The timing matters here. The FDA’s national food-labeling compliance deadline hits January 1, 2028. That might sound far off, but for any chain operator trying to digitize their labeling and food-prep compliance systems across thousands of locations, the work starts now. California and other states are already pushing ahead with early compliance standards. And all of this is happening against a backdrop where food-service operators simply can’t find enough workers. A product like BOHA! that saves hours per shift? That starts to look less like a nice-to-have and more like a necessity.
Signs of real execution are showing up in the numbers. In Q1 2025, TransAct shipped a record 2,350 units of its BOHA! Terminal 2—its flagship kitchen-automation hub. That followed a completed nationwide rollout to 1,400 convenience-store sites. FST (food-service tech) revenue grew 49% year-over-year, with recurring revenue from software and consumables up 10%. This isn’t just pilot chatter anymore—this is enterprise deployment.
The balance sheet supports the story. With $14.2 million in cash and just $3.0 million in debt, the company is running net cash of $11 million—about a third of its market cap. Management, led by CEO John Dillon (brought in April 2023), has posted strong results for four straight quarters. Meanwhile, insiders have been buying and a 10% stake held by 325 Capital only adds to the alignment.
What happens next? I expect FY 2025 sales to come in at around $50 million, with BOHA! accounting for more than half the mix. Gross margins are approaching 50% again, with a clear path into the low 50s as more high-margin recurring revenue comes online. At that scale, and with that product mix, TACT would be trading at just half of forward sales—at a time when kitchen automation and SaaS-hardware blends routinely command 2–4x in both public and private markets.
Even a modest re-rating to 1.5x EV/sales implies a $9–10 share price, or roughly 3x upside from here. That’s not a blue-sky number—it’s just where peers trade today.
Several catalysts lie ahead. Q2 earnings (in early August) should confirm the convenience-store rollout is flowing through the P&L. Management has hinted at additional enterprise wins, including a healthcare food-service contract announced in May—suggesting the vertical opportunity is broader than just retail food. The longer-term play is in recurring revenue. Software and label sales are expected to exceed 30% of revenue by FY 2026, setting up a margin inflection the market hasn’t fully priced.
There are risks, as always.
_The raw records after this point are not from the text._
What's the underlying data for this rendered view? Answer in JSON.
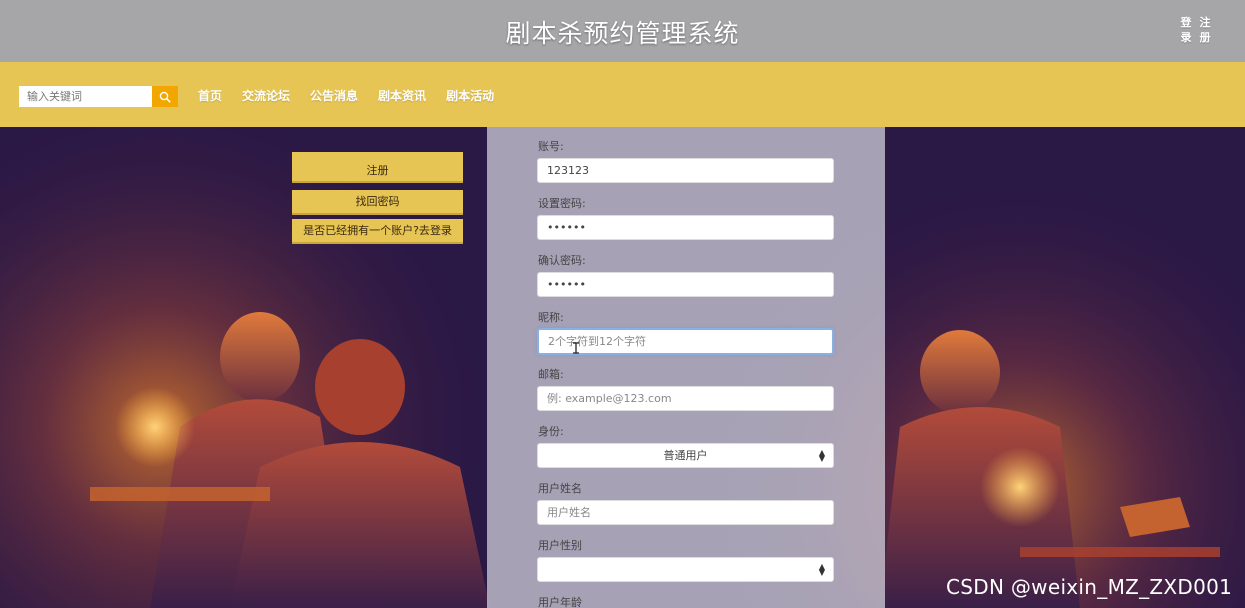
{
  "header": {
    "title": "剧本杀预约管理系统",
    "login_label": "登录",
    "register_label": "注册"
  },
  "nav": {
    "search_placeholder": "输入关键词",
    "links": [
      "首页",
      "交流论坛",
      "公告消息",
      "剧本资讯",
      "剧本活动"
    ]
  },
  "side_buttons": {
    "register": "注册",
    "forgot_password": "找回密码",
    "have_account": "是否已经拥有一个账户?去登录"
  },
  "form": {
    "account": {
      "label": "账号:",
      "value": "123123"
    },
    "password": {
      "label": "设置密码:",
      "value": "••••••"
    },
    "confirm_password": {
      "label": "确认密码:",
      "value": "••••••"
    },
    "nickname": {
      "label": "昵称:",
      "placeholder": "2个字符到12个字符"
    },
    "email": {
      "label": "邮箱:",
      "placeholder": "例: example@123.com"
    },
    "identity": {
      "label": "身份:",
      "selected": "普通用户"
    },
    "real_name": {
      "label": "用户姓名",
      "placeholder": "用户姓名"
    },
    "gender": {
      "label": "用户性别",
      "selected": ""
    },
    "age": {
      "label": "用户年龄"
    }
  },
  "watermark": "CSDN @weixin_MZ_ZXD001",
  "colors": {
    "header_gray": "#a6a6a8",
    "nav_yellow": "#e6c554",
    "search_orange": "#f2a600"
  }
}
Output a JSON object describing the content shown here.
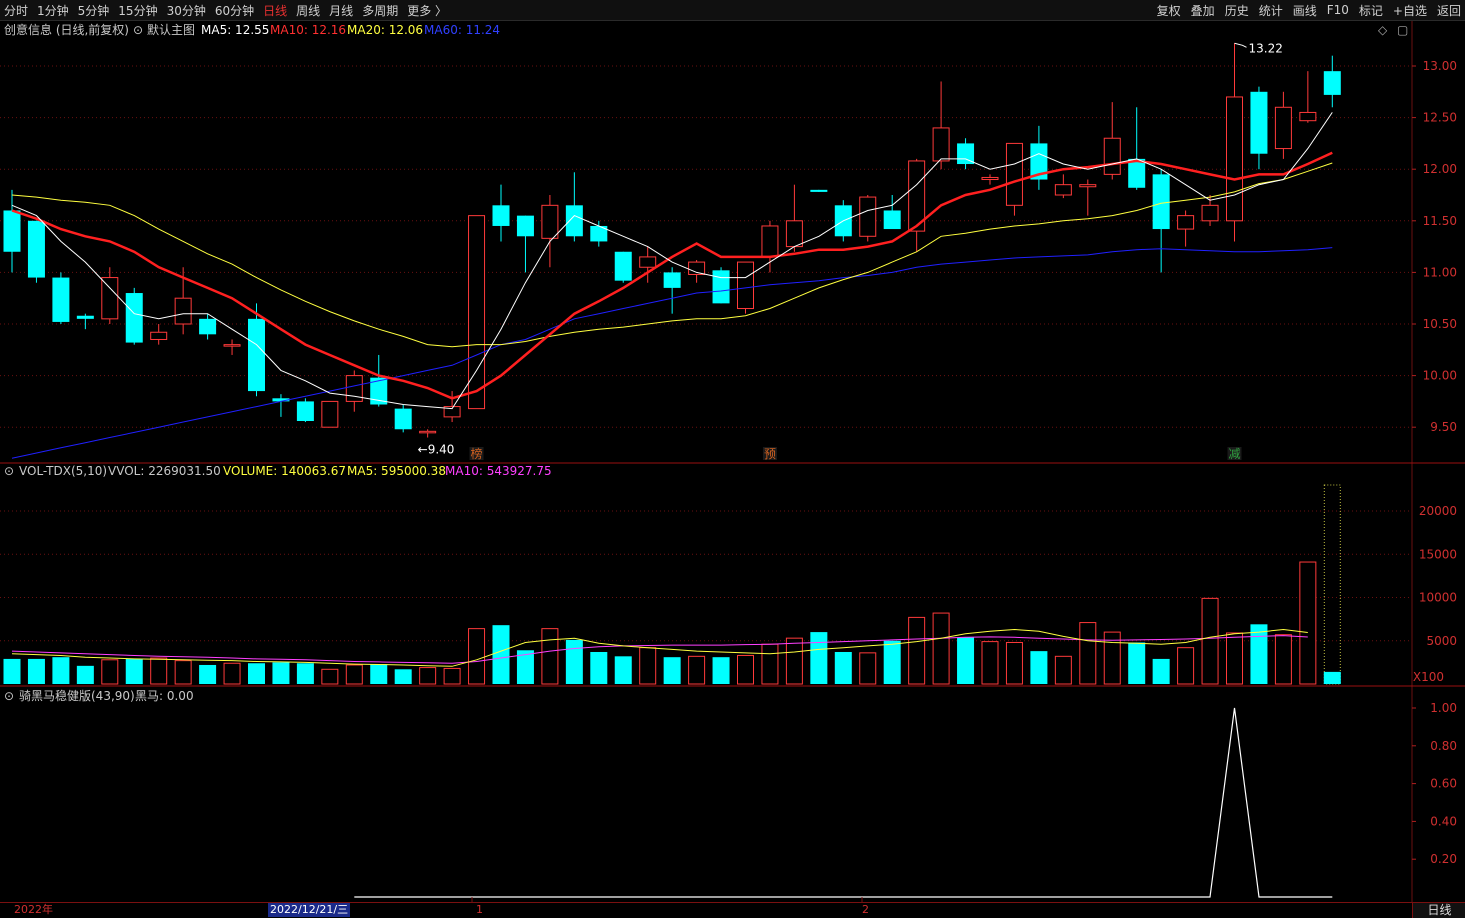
{
  "toolbar": {
    "period_tabs": [
      "分时",
      "1分钟",
      "5分钟",
      "15分钟",
      "30分钟",
      "60分钟",
      "日线",
      "周线",
      "月线",
      "多周期",
      "更多 〉"
    ],
    "active_index": 6,
    "tools": [
      "复权",
      "叠加",
      "历史",
      "统计",
      "画线",
      "F10",
      "标记",
      "+自选",
      "返回"
    ]
  },
  "main_panel": {
    "title": "创意信息 (日线,前复权)",
    "indicator": "默认主图",
    "ma5": "MA5: 12.55",
    "ma10": "MA10: 12.16",
    "ma20": "MA20: 12.06",
    "ma60": "MA60: 11.24",
    "high_label": "13.22",
    "low_label": "9.40",
    "price_ticks": [
      "13.00",
      "12.50",
      "12.00",
      "11.50",
      "11.00",
      "10.50",
      "10.00",
      "9.50"
    ],
    "markers": [
      {
        "text": "榜",
        "color": "#d06020"
      },
      {
        "text": "预",
        "color": "#d06020"
      },
      {
        "text": "减",
        "color": "#30a040"
      }
    ]
  },
  "volume_panel": {
    "title": "VOL-TDX(5,10)",
    "vvol": "VVOL: 2269031.50",
    "volume": "VOLUME: 140063.67",
    "ma5": "MA5: 595000.38",
    "ma10": "MA10: 543927.75",
    "ticks": [
      "20000",
      "15000",
      "10000",
      "5000"
    ],
    "unit": "X100"
  },
  "indicator_panel": {
    "title": "骑黑马稳健版(43,90)",
    "value": "黑马: 0.00",
    "ticks": [
      "1.00",
      "0.80",
      "0.60",
      "0.40",
      "0.20"
    ]
  },
  "bottom_axis": {
    "year": "2022年",
    "cursor_date": "2022/12/21/三",
    "month1": "1",
    "month2": "2",
    "period_button": "日线"
  },
  "colors": {
    "up": "#ff3a3a",
    "down": "#00ffff",
    "ma5": "#ffffff",
    "ma10": "#ff2020",
    "ma20": "#ffff40",
    "ma60": "#2020ff",
    "vol_ma10": "#ff40ff",
    "grid": "#6a1010"
  },
  "chart_data": {
    "type": "candlestick",
    "candles": [
      {
        "o": 11.6,
        "h": 11.8,
        "l": 11.0,
        "c": 11.2
      },
      {
        "o": 11.5,
        "h": 11.5,
        "l": 10.9,
        "c": 10.95
      },
      {
        "o": 10.95,
        "h": 11.0,
        "l": 10.5,
        "c": 10.52
      },
      {
        "o": 10.58,
        "h": 10.6,
        "l": 10.45,
        "c": 10.55
      },
      {
        "o": 10.55,
        "h": 11.05,
        "l": 10.5,
        "c": 10.95
      },
      {
        "o": 10.8,
        "h": 10.85,
        "l": 10.3,
        "c": 10.32
      },
      {
        "o": 10.35,
        "h": 10.5,
        "l": 10.3,
        "c": 10.42
      },
      {
        "o": 10.5,
        "h": 11.05,
        "l": 10.4,
        "c": 10.75
      },
      {
        "o": 10.55,
        "h": 10.6,
        "l": 10.35,
        "c": 10.4
      },
      {
        "o": 10.3,
        "h": 10.35,
        "l": 10.2,
        "c": 10.3
      },
      {
        "o": 10.55,
        "h": 10.7,
        "l": 9.8,
        "c": 9.85
      },
      {
        "o": 9.78,
        "h": 9.82,
        "l": 9.6,
        "c": 9.75
      },
      {
        "o": 9.75,
        "h": 9.78,
        "l": 9.55,
        "c": 9.56
      },
      {
        "o": 9.5,
        "h": 9.75,
        "l": 9.5,
        "c": 9.75
      },
      {
        "o": 9.75,
        "h": 10.05,
        "l": 9.65,
        "c": 10.0
      },
      {
        "o": 9.98,
        "h": 10.2,
        "l": 9.7,
        "c": 9.72
      },
      {
        "o": 9.68,
        "h": 9.72,
        "l": 9.45,
        "c": 9.48
      },
      {
        "o": 9.46,
        "h": 9.48,
        "l": 9.4,
        "c": 9.46
      },
      {
        "o": 9.6,
        "h": 9.85,
        "l": 9.55,
        "c": 9.7
      },
      {
        "o": 9.68,
        "h": 11.55,
        "l": 9.68,
        "c": 11.55
      },
      {
        "o": 11.65,
        "h": 11.85,
        "l": 11.3,
        "c": 11.45
      },
      {
        "o": 11.55,
        "h": 11.55,
        "l": 11.0,
        "c": 11.35
      },
      {
        "o": 11.33,
        "h": 11.75,
        "l": 11.05,
        "c": 11.65
      },
      {
        "o": 11.65,
        "h": 11.97,
        "l": 11.3,
        "c": 11.35
      },
      {
        "o": 11.45,
        "h": 11.5,
        "l": 11.25,
        "c": 11.3
      },
      {
        "o": 11.2,
        "h": 11.2,
        "l": 10.9,
        "c": 10.92
      },
      {
        "o": 11.05,
        "h": 11.25,
        "l": 10.9,
        "c": 11.15
      },
      {
        "o": 11.0,
        "h": 11.05,
        "l": 10.6,
        "c": 10.85
      },
      {
        "o": 10.98,
        "h": 11.12,
        "l": 10.9,
        "c": 11.1
      },
      {
        "o": 11.02,
        "h": 11.05,
        "l": 10.7,
        "c": 10.7
      },
      {
        "o": 10.65,
        "h": 11.1,
        "l": 10.6,
        "c": 11.1
      },
      {
        "o": 11.15,
        "h": 11.5,
        "l": 11.0,
        "c": 11.45
      },
      {
        "o": 11.25,
        "h": 11.85,
        "l": 11.2,
        "c": 11.5
      },
      {
        "o": 11.8,
        "h": 11.8,
        "l": 11.78,
        "c": 11.78
      },
      {
        "o": 11.65,
        "h": 11.7,
        "l": 11.3,
        "c": 11.35
      },
      {
        "o": 11.35,
        "h": 11.75,
        "l": 11.3,
        "c": 11.73
      },
      {
        "o": 11.6,
        "h": 11.75,
        "l": 11.45,
        "c": 11.42
      },
      {
        "o": 11.4,
        "h": 12.1,
        "l": 11.2,
        "c": 12.08
      },
      {
        "o": 12.08,
        "h": 12.85,
        "l": 12.0,
        "c": 12.4
      },
      {
        "o": 12.25,
        "h": 12.3,
        "l": 12.0,
        "c": 12.05
      },
      {
        "o": 11.9,
        "h": 11.95,
        "l": 11.85,
        "c": 11.92
      },
      {
        "o": 11.65,
        "h": 12.25,
        "l": 11.55,
        "c": 12.25
      },
      {
        "o": 12.25,
        "h": 12.42,
        "l": 11.8,
        "c": 11.9
      },
      {
        "o": 11.75,
        "h": 11.95,
        "l": 11.72,
        "c": 11.85
      },
      {
        "o": 11.83,
        "h": 11.9,
        "l": 11.55,
        "c": 11.85
      },
      {
        "o": 11.95,
        "h": 12.65,
        "l": 11.9,
        "c": 12.3
      },
      {
        "o": 12.1,
        "h": 12.6,
        "l": 11.8,
        "c": 11.82
      },
      {
        "o": 11.95,
        "h": 12.0,
        "l": 11.0,
        "c": 11.42
      },
      {
        "o": 11.42,
        "h": 11.6,
        "l": 11.25,
        "c": 11.55
      },
      {
        "o": 11.5,
        "h": 11.75,
        "l": 11.45,
        "c": 11.65
      },
      {
        "o": 11.5,
        "h": 13.22,
        "l": 11.3,
        "c": 12.7
      },
      {
        "o": 12.75,
        "h": 12.8,
        "l": 12.0,
        "c": 12.15
      },
      {
        "o": 12.2,
        "h": 12.75,
        "l": 12.1,
        "c": 12.6
      },
      {
        "o": 12.47,
        "h": 12.95,
        "l": 12.45,
        "c": 12.55
      },
      {
        "o": 12.95,
        "h": 13.1,
        "l": 12.6,
        "c": 12.72
      }
    ],
    "ma5": [
      11.65,
      11.55,
      11.3,
      11.1,
      10.85,
      10.6,
      10.55,
      10.6,
      10.6,
      10.45,
      10.3,
      10.05,
      9.95,
      9.83,
      9.8,
      9.76,
      9.72,
      9.7,
      9.68,
      10.05,
      10.45,
      10.9,
      11.3,
      11.55,
      11.45,
      11.35,
      11.25,
      11.1,
      11.0,
      10.95,
      10.95,
      11.1,
      11.25,
      11.35,
      11.5,
      11.6,
      11.65,
      11.85,
      12.1,
      12.1,
      12.0,
      12.05,
      12.15,
      12.05,
      12.0,
      12.05,
      12.1,
      12.0,
      11.85,
      11.7,
      11.75,
      11.85,
      11.9,
      12.2,
      12.55
    ],
    "ma10": [
      11.6,
      11.52,
      11.42,
      11.35,
      11.3,
      11.2,
      11.05,
      10.95,
      10.85,
      10.75,
      10.6,
      10.45,
      10.3,
      10.2,
      10.1,
      10.0,
      9.95,
      9.88,
      9.78,
      9.85,
      10.0,
      10.2,
      10.4,
      10.6,
      10.72,
      10.85,
      11.0,
      11.15,
      11.28,
      11.15,
      11.15,
      11.15,
      11.18,
      11.22,
      11.22,
      11.25,
      11.3,
      11.45,
      11.65,
      11.75,
      11.8,
      11.88,
      11.95,
      12.0,
      12.02,
      12.05,
      12.08,
      12.05,
      12.0,
      11.95,
      11.9,
      11.95,
      11.95,
      12.05,
      12.16
    ],
    "ma20": [
      11.75,
      11.73,
      11.7,
      11.68,
      11.65,
      11.55,
      11.42,
      11.3,
      11.18,
      11.08,
      10.95,
      10.83,
      10.72,
      10.62,
      10.53,
      10.45,
      10.38,
      10.3,
      10.28,
      10.3,
      10.3,
      10.33,
      10.38,
      10.42,
      10.45,
      10.47,
      10.5,
      10.53,
      10.55,
      10.55,
      10.58,
      10.65,
      10.75,
      10.85,
      10.93,
      11.0,
      11.1,
      11.2,
      11.35,
      11.38,
      11.42,
      11.45,
      11.47,
      11.5,
      11.52,
      11.55,
      11.6,
      11.67,
      11.7,
      11.73,
      11.78,
      11.86,
      11.9,
      11.98,
      12.06
    ],
    "ma60": [
      9.2,
      9.25,
      9.3,
      9.35,
      9.4,
      9.45,
      9.5,
      9.55,
      9.6,
      9.65,
      9.7,
      9.75,
      9.8,
      9.85,
      9.9,
      9.95,
      10.0,
      10.05,
      10.1,
      10.2,
      10.3,
      10.35,
      10.45,
      10.55,
      10.6,
      10.65,
      10.7,
      10.75,
      10.8,
      10.82,
      10.85,
      10.88,
      10.9,
      10.92,
      10.95,
      10.97,
      11.0,
      11.05,
      11.08,
      11.1,
      11.12,
      11.14,
      11.15,
      11.16,
      11.17,
      11.2,
      11.22,
      11.23,
      11.22,
      11.21,
      11.2,
      11.2,
      11.21,
      11.22,
      11.24
    ],
    "volume": [
      2900,
      2900,
      3100,
      2100,
      2800,
      2900,
      3000,
      2700,
      2200,
      2400,
      2400,
      2500,
      2400,
      1700,
      2200,
      2300,
      1700,
      1900,
      1800,
      6400,
      6800,
      3900,
      6400,
      5100,
      3700,
      3200,
      4200,
      3100,
      3200,
      3100,
      3300,
      4600,
      5300,
      6000,
      3700,
      3600,
      5000,
      7700,
      8200,
      5400,
      4900,
      4800,
      3800,
      3200,
      7100,
      6000,
      4800,
      2900,
      4200,
      9900,
      5900,
      6900,
      5700,
      14100
    ],
    "vol_ma5": [
      3500,
      3400,
      3300,
      3100,
      3000,
      2900,
      2850,
      2800,
      2750,
      2700,
      2600,
      2550,
      2500,
      2400,
      2300,
      2250,
      2200,
      2100,
      2050,
      2800,
      3800,
      4800,
      5100,
      5300,
      4700,
      4400,
      4200,
      4000,
      3800,
      3700,
      3600,
      3500,
      3700,
      4000,
      4200,
      4400,
      4600,
      4900,
      5300,
      5800,
      6100,
      6300,
      6100,
      5500,
      5000,
      4800,
      4700,
      4600,
      4800,
      5400,
      5800,
      6000,
      6300,
      5950
    ],
    "vol_ma10": [
      3800,
      3700,
      3600,
      3500,
      3400,
      3300,
      3200,
      3150,
      3100,
      3000,
      2900,
      2850,
      2800,
      2700,
      2600,
      2550,
      2500,
      2450,
      2400,
      2600,
      3000,
      3400,
      3800,
      4100,
      4300,
      4400,
      4450,
      4500,
      4500,
      4500,
      4550,
      4600,
      4700,
      4800,
      4900,
      5000,
      5100,
      5200,
      5300,
      5400,
      5450,
      5400,
      5300,
      5200,
      5100,
      5050,
      5100,
      5150,
      5200,
      5300,
      5400,
      5500,
      5600,
      5439
    ]
  },
  "indicator_data": {
    "signal_index": 50,
    "start_index": 14
  }
}
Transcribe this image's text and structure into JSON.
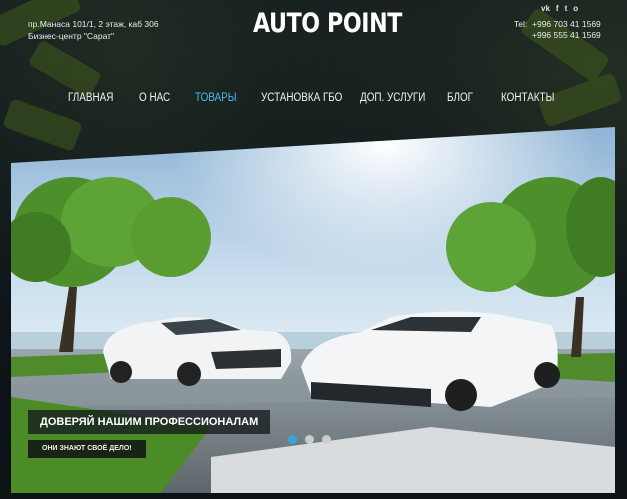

Hardware orders are inherently lumpy, and small-cap illiquidity remains a factor. But with FDA compliance acting as a forcing function and labor economics doing the same, the customer adoption curve may be more durable than usual. Recurring revenue helps smooth the bumps, and insider buying suggests confidence that goes beyond PowerPoint decks.
At this valuation, and with this kind of setup, it’s hard not to see TACT as an asymmetric opportunity. The market is still treating it like a printer company. But if BOHA! keeps gaining ground—and the early signs suggest it is—then the equity could start trading on an entirely different set of comps. I am initiating a starter position and will be watching closely for confirmation of recurring revenue growth and new design wins in the back half of the year. This story is still early. But it’s no longer hypothetical.